Advertising Small Business: Feng Shui from Graceful Space (Part 2)
This is Part Two of the new small business series to explore how very small businesses do marketing in the modern digital era. Tapping experts and experience, I will attempt to give some advice along the way to these entrepreneurs and hope they report back and how it pays off so we all can live vicariously through them. (But not in a creepy way.)
Meet Gwen. I know feng shui consultant Gwen Thompson from high school. We were in French Club together, both wrote for the school paper, and stayed in touch throughout college, her move first to Maine and then to New York City. A writer herself, she accompanied me on writing adventures including a Learning Annex seminar, “How to Become a Private Eye — Full or Part-time.” Gwen was eager to attend, seeking more details for her mystery novel set on the Jersey shore (anybody know a good literary agent?), while I was there simply to satisfy a Charlie’s Angels-era fantasy about becoming a gumshoe. In the three-hour class taught by a professional who looked like Kojak, Gwen and I learned you can legally lie and misrepresent yourself to get information just as long as you don’t pretend to be a government official, policeman — or priest. We learned what it took to be certified. We learned how to use one piece of data on someone to get six more. We learned how to find clients. We learned how to become sneaks.
The pre-interview questionnaire. Gwen started her feng shui consultancy Graceful Space in New York less than a year ago. In advance of our conversation, I sent her my small business questionnaire asking how she planned to market it and which types of advertising she has tried. What I got back surprised me: not only did Gwen know tons more about advertising than I had expected, she had more complicated questions than I predicted. How do I set a marketing budget? Does LinkedIn allow multiple profiles? With social media accounts, am I creating a profile for myself or for my business? How will this affect search?
A one person marketing shop. “There’s an assumption that as a business owner, you’ll do everything yourself, including the marketing,” Gwen observed over a beer at The Brooklyn Public House, where we did the first interview. “And in theory I could — but should I?” Gwen started her business to help people attain their goals through feng shui, not to learn about search marketing and costs-per-click on Facebook advertising. To her, entrepreneurs take on too much trying to do everything themselves, wasting time and energy learning from scratch what experts already know. Gwen wants a good return on her efforts, but “The time I spend that way will not be time well spent.”
Investments that don’t cost cash. Like a lot of small business owners, Gwen is investing with a mix of cash and barter for marketing services. She’s mobilizing her social networks, including her undergraduate alumni association. She donated a feng shui consultation to her choir’s silent auction which got her a free table display, and she has also bartered feng shui consultations for visual identity and web site design. “Bartering has netted me additional experience, great testimonials and high-quality services I couldn’t have afforded otherwise.” But when asked which vehicle so far has been the most problematic, she also listed bartering on her questionnaire. Reason: You’re at the mercy of your friend’s or colleague’s schedule and can’t necessarily pester them to adhere to your timetable.

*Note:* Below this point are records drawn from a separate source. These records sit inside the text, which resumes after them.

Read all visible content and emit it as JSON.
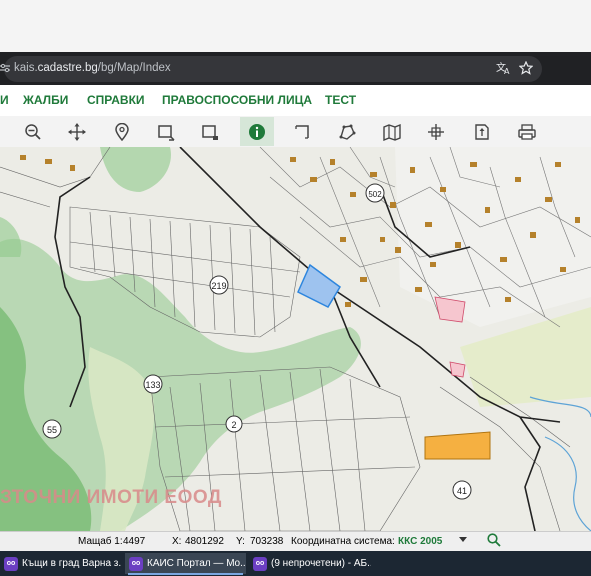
{
  "browser": {
    "url_prefix": "kais.",
    "url_domain": "cadastre.bg",
    "url_path": "/bg/Map/Index"
  },
  "nav": {
    "items": [
      {
        "label": "И"
      },
      {
        "label": "ЖАЛБИ"
      },
      {
        "label": "СПРАВКИ"
      },
      {
        "label": "ПРАВОСПОСОБНИ ЛИЦА"
      },
      {
        "label": "ТЕСТ"
      }
    ],
    "color": "#1f7a3a"
  },
  "toolbar": {
    "tools": [
      "zoom-out-icon",
      "pan-icon",
      "location-pin-icon",
      "select-rectangle-icon",
      "select-rectangle-dashed-icon",
      "info-icon",
      "measure-icon",
      "draw-polygon-icon",
      "map-layers-icon",
      "coordinates-icon",
      "export-icon",
      "print-icon"
    ],
    "active_tool": "info-icon"
  },
  "map": {
    "labels": {
      "parcel_219": "219",
      "parcel_133": "133",
      "parcel_55": "55",
      "parcel_2": "2",
      "parcel_41": "41",
      "parcel_502": "502"
    },
    "company_overlay": "ЗТОЧНИ ИМОТИ ЕООД",
    "colors": {
      "forest": "#8fc98a",
      "selected_parcel": "#9ec3ef",
      "highlight_parcel": "#f5b041",
      "building": "#b5812b"
    }
  },
  "status": {
    "scale_label": "Мащаб 1:",
    "scale_value": "4497",
    "x_label": "X:",
    "x_value": "4801292",
    "y_label": "Y:",
    "y_value": "703238",
    "coord_system_label": "Координатна система:",
    "coord_system_value": "ККС 2005"
  },
  "taskbar": {
    "tasks": [
      {
        "label": "Къщи в град Варна з..."
      },
      {
        "label": "КАИС Портал — Mo..."
      },
      {
        "label": "(9 непрочетени) - АБ..."
      }
    ]
  }
}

Tapping—and connecting—digital channels. Gwen’s instincts on marketing infrastructure seem right for someone who wants to do the right thing but not get swallowed up by the effort. Instead of an elaborate content-heavy website which could take months and money to develop, she has favored two faster, cheaper components to achieve what big websites used to tackle on their own. To deliver information about the services she provides, she has launched a basic three-page web site and a customized blog with an editorial strategy to differentiate her approach to feng shui from that of other consultants. The site will rarely need updating and the blog through Blogspot is easy to manage on her own. She has connected the site and the blog to a Facebook page and is promoting the launch of all the pieces simultaneously. Eager to boost her SEO (search engine optimization), she’s curious about cross-linking with other websites, blogs and businesses related to her business but isn’t sure how to approach them in practice. Suggestions?
A very public (and hopefully graceful) test. The timing of interviewing Gwen and the debut of her efforts works out since she can benchmark before and after with new things you and I recommend. Since she has a business plan but not a specific marketing plan, we’ll be writing it with her on the fly, testing out theses and seeing the impact. I’d like her to get to a formal plan, however, within six months. There’s no replacement for a real one.
Start with the product and message offering. First we came up with two tiers of service for customers — “full” or “focused” feng shui consultations. We also explored how seasonability may affect her business. For example, most people move homes at the beginning of the month, which makes the last week of any month a possible marketing window. And September, because of students, is the biggest moving month of the year.
Not all products and services can be marketed the same way. Unlike products like hot dogs, cookies or life insurance which I’ve previously marketed, Gwen notes that feng shui is not something you can convince someone they need. “It has no more appeal to someone who isn’t seeking change than antibiotics do to someone who isn’t sick,” Gwen points out. People are drawn to feng shui when they’re seeking change in their lives, much like hiring an organizational expert or a life coach.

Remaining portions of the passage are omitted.